Foram quase vinte anos para que o Centro de Convenções de Feira de Santana fosse inaugurado, após idas e vindas burocráticas, políticas e administrativas. Em dezembro de 2024, nasceu pós-maturo com a cara de que seguiria um caminho pouco popular, segundo os gestos de uma elite que é capaz de vestir gravata-borboleta para passear no shopping. As conversas eram de que o empresariado, essa entidade difusa que tem presunção de legitimidade nas decisões da cidade, assumiria o Centro e estava tudo certo. Desconfiei.

Bem que o equipamento, como é chamado hoje em dia qualquer prédio que o poder público inaugura, tem mesmo cara de almofadinha: vidros espelhados como um edifício corporativo, iluminação hospitalar, cores entre o cinza e o cinza. Ambiente perfeito para a promoção de congressos cheios de estrangeirismos, summits, conventions, top of minds, business. Ou shows carregados de entretenimento e pobres de significado cultural para a cidade. Outra hipótese era que o espaço fosse simplesmente inútil, subaproveitado, incapaz de se harmonizar com quaisquer necessidades locais. Pois queimei minha língua.

Neste julho de 2026 em que escrevo, por exemplo, o Centro vai promover sambas, mostra de cinema, oficina de dança afro, evento de cultura gamer, show humorístico e apresentações musicais no Teatro, que recebe o nome de Carlos Pitta. Por ali já foram ovacionados artistas como Asa Filho e Neném do Acordeon. Encheram o Teatro o concurso Miss Afro e a peça feirense Akoko Lati Wa Ni – Tempo de Ser, que posteriormente ganhou o Prêmio Shell.
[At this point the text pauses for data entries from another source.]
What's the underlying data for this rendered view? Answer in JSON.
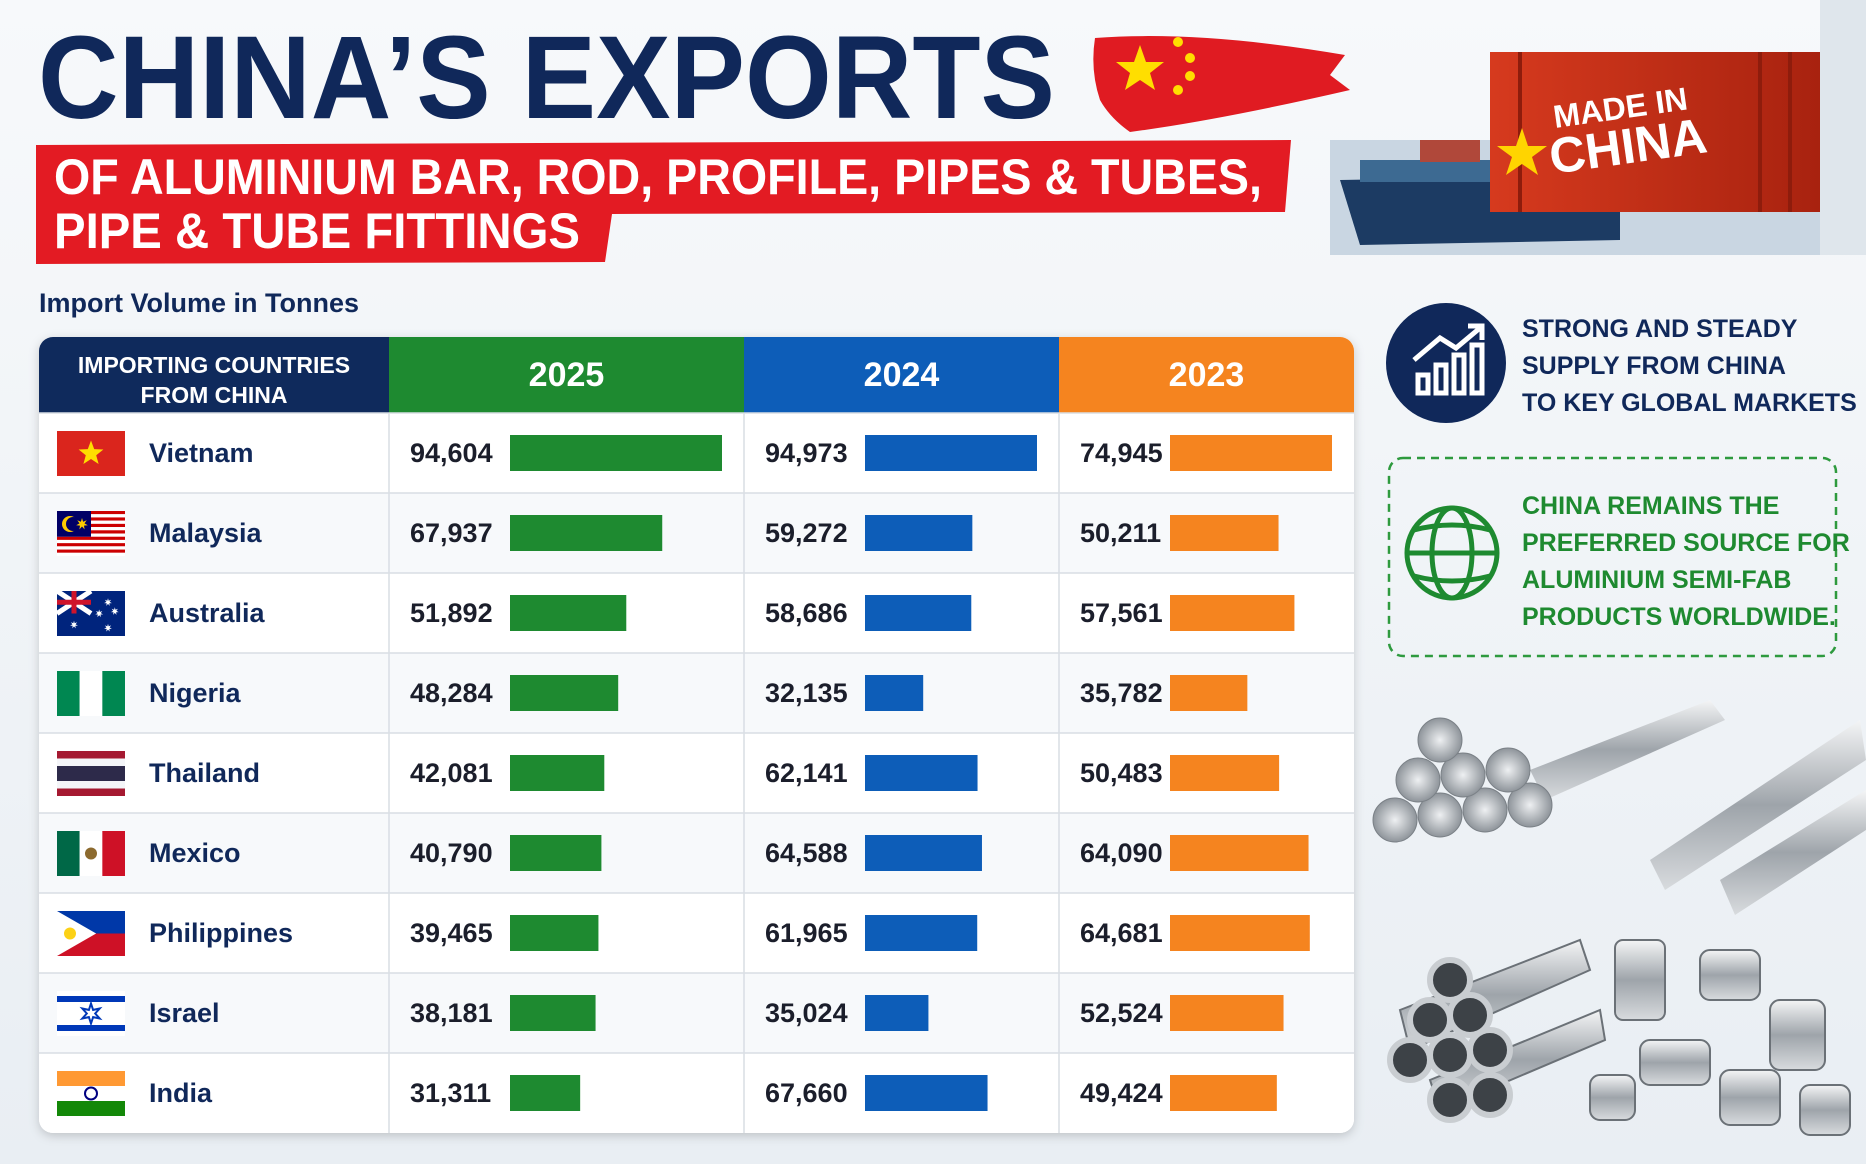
{
  "header": {
    "title": "CHINA’S EXPORTS",
    "subtitle_lines": [
      "OF ALUMINIUM BAR, ROD, PROFILE, PIPES & TUBES,",
      "PIPE & TUBE FITTINGS"
    ]
  },
  "container_label": [
    "MADE IN",
    "CHINA"
  ],
  "table": {
    "caption": "Import Volume in Tonnes",
    "country_header": [
      "IMPORTING COUNTRIES",
      "FROM CHINA"
    ],
    "years": [
      {
        "label": "2025",
        "color": "#1e8a30"
      },
      {
        "label": "2024",
        "color": "#0d5db8"
      },
      {
        "label": "2023",
        "color": "#f5841f"
      }
    ],
    "rows": [
      {
        "country": "Vietnam",
        "values": [
          94604,
          94973,
          74945
        ],
        "value_labels": [
          "94,604",
          "94,973",
          "74,945"
        ]
      },
      {
        "country": "Malaysia",
        "values": [
          67937,
          59272,
          50211
        ],
        "value_labels": [
          "67,937",
          "59,272",
          "50,211"
        ]
      },
      {
        "country": "Australia",
        "values": [
          51892,
          58686,
          57561
        ],
        "value_labels": [
          "51,892",
          "58,686",
          "57,561"
        ]
      },
      {
        "country": "Nigeria",
        "values": [
          48284,
          32135,
          35782
        ],
        "value_labels": [
          "48,284",
          "32,135",
          "35,782"
        ]
      },
      {
        "country": "Thailand",
        "values": [
          42081,
          62141,
          50483
        ],
        "value_labels": [
          "42,081",
          "62,141",
          "50,483"
        ]
      },
      {
        "country": "Mexico",
        "values": [
          40790,
          64588,
          64090
        ],
        "value_labels": [
          "40,790",
          "64,588",
          "64,090"
        ]
      },
      {
        "country": "Philippines",
        "values": [
          39465,
          61965,
          64681
        ],
        "value_labels": [
          "39,465",
          "61,965",
          "64,681"
        ]
      },
      {
        "country": "Israel",
        "values": [
          38181,
          35024,
          52524
        ],
        "value_labels": [
          "38,181",
          "35,024",
          "52,524"
        ]
      },
      {
        "country": "India",
        "values": [
          31311,
          67660,
          49424
        ],
        "value_labels": [
          "31,311",
          "67,660",
          "49,424"
        ]
      }
    ]
  },
  "notes": {
    "supply": [
      "STRONG AND STEADY",
      "SUPPLY FROM CHINA",
      "TO KEY GLOBAL MARKETS"
    ],
    "preferred": [
      "CHINA REMAINS THE",
      "PREFERRED SOURCE FOR",
      "ALUMINIUM SEMI-FAB",
      "PRODUCTS WORLDWIDE."
    ]
  }
}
Carol Pereyr, Flashback, Quixabeira da Matinha, Unidos pelo Samba, Sued Nunes, Jorge Vercillo, Luciano Mello, Trilogia do Reggae.

Não tenho recordação de mobilização parecida num espaço cultural na cidade, com ênfase no “cultural”, e especial prioridade à cena artística local.

A lista é extensa do que acontece e já aconteceu em menos de dois anos no Centro de Convenções, que se consolidou como o principal espaço cultural de Feira de Santana, certamente do interior da Bahia. Não tenho recordação de mobilização parecida num espaço cultural na cidade, com ênfase no “cultural”, e especial prioridade à cena artística local.

Merece reconhecimento a equipe do Centro, especialmente a diretora de Espaços Culturais da Bahia, a feirense Larissa Santana, responsável por mobilizar o Centro de Convenções, sob a liderança do secretário estadual de Cultura, Bruno Monteiro. Além de cuidar da burocracia que envolve a gestão desse tipo de espaço, não é raro ver Larissa sambando ou chorando emocionada nas primeiras fileiras de uma apresentação artística que acontece lá, sempre acompanhada dos produtores João França e Aline Araújo, que viviam profundamente a cena cultural da cidade muito antes de integrar a equipe do Centro de Convenções.

Além do empenho administrativo do Governo do Estado, talvez seja essa a razão pela qual o Centro de Convenções, tão monótono em sua arquitetura, tenha ganhado alma e importância simbólica na cidade: ter gente que vive e sente a cultura de Feira de Santana com disposição para inovar sem concessões. Felizmente, eu estava errado. Vida longa ao Centro de Convenções popular e artístico.